Writing in the Sheffield Star today, the 34-year-old three-time champion says: “I don’t want to miss it and I’m confident I will be there. How close to full fitness I will be, I’m not sure at this stage.”
The pain of untimely injuries is difficult to deal with
It has fallen at the worst possible time as I build towards the British Open in three weeks. It’s the final event of the squash season, I’m a three-time winner and I’m desperate to win it again.
I was playing against world number one Mohamed Elshorbagy in the semi-finals of the El Gouna International in the Egypt. I was one set up when my ankle gave way. It was a bit of a shock.
Squash is a very tough sport on the joints with the high impact and quick turns. It also makes it very difficult to keep playing on an injury because there is no let up when you’re on the court.
There is bruising inside the joint which puts this injury in a grey area in terms of recovery. Some injuries are pretty black and white, even ones that are much more serious than the one I’ve got currently.
The problem with something like this ankle problem is that there’s no real way of knowing how it’s going to respond when I get back on court.
I’ve been back in training for a few days now but not actually stepped back on the court. We’re holding off on that for as long as possible to make sure we don’t end up going backwards with it.
To use the football analogy, it is like a player getting injured with two games of a big promotion race to go.

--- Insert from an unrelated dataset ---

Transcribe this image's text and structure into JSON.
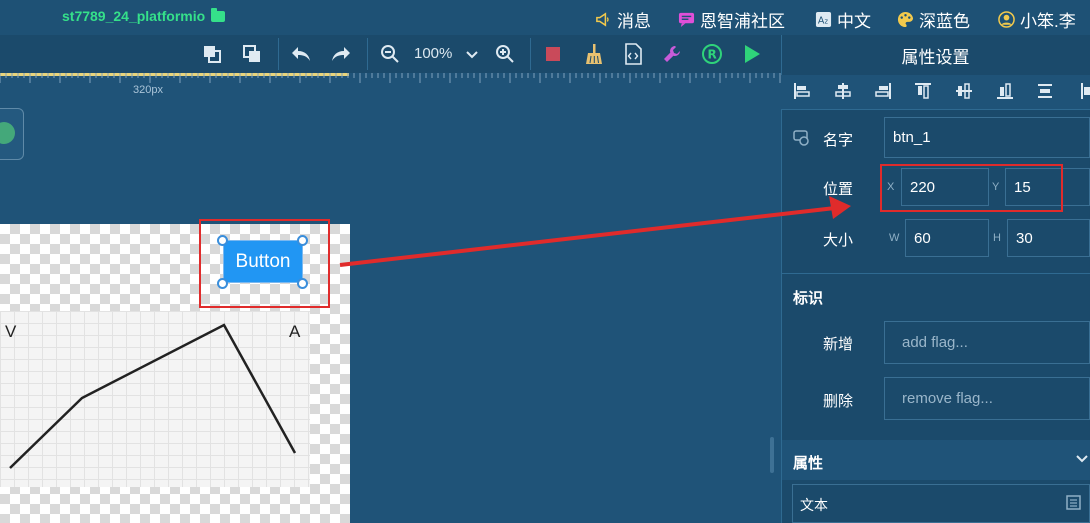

In that situation you’d push yourself to get through the games and maybe have an injection whereas you would probably take the time out to heal if it had happened midway through a season.
My whole squash year is built around the British Open. It’s our Wimbledon, being the most historic of the tournaments on the calendar. After it, I’ve got a few months to recover to get ready for next season which starts in September.
I don’t want to miss it and I’m confident I will be there. How close to full fitness I will be, I’m not sure at this stage.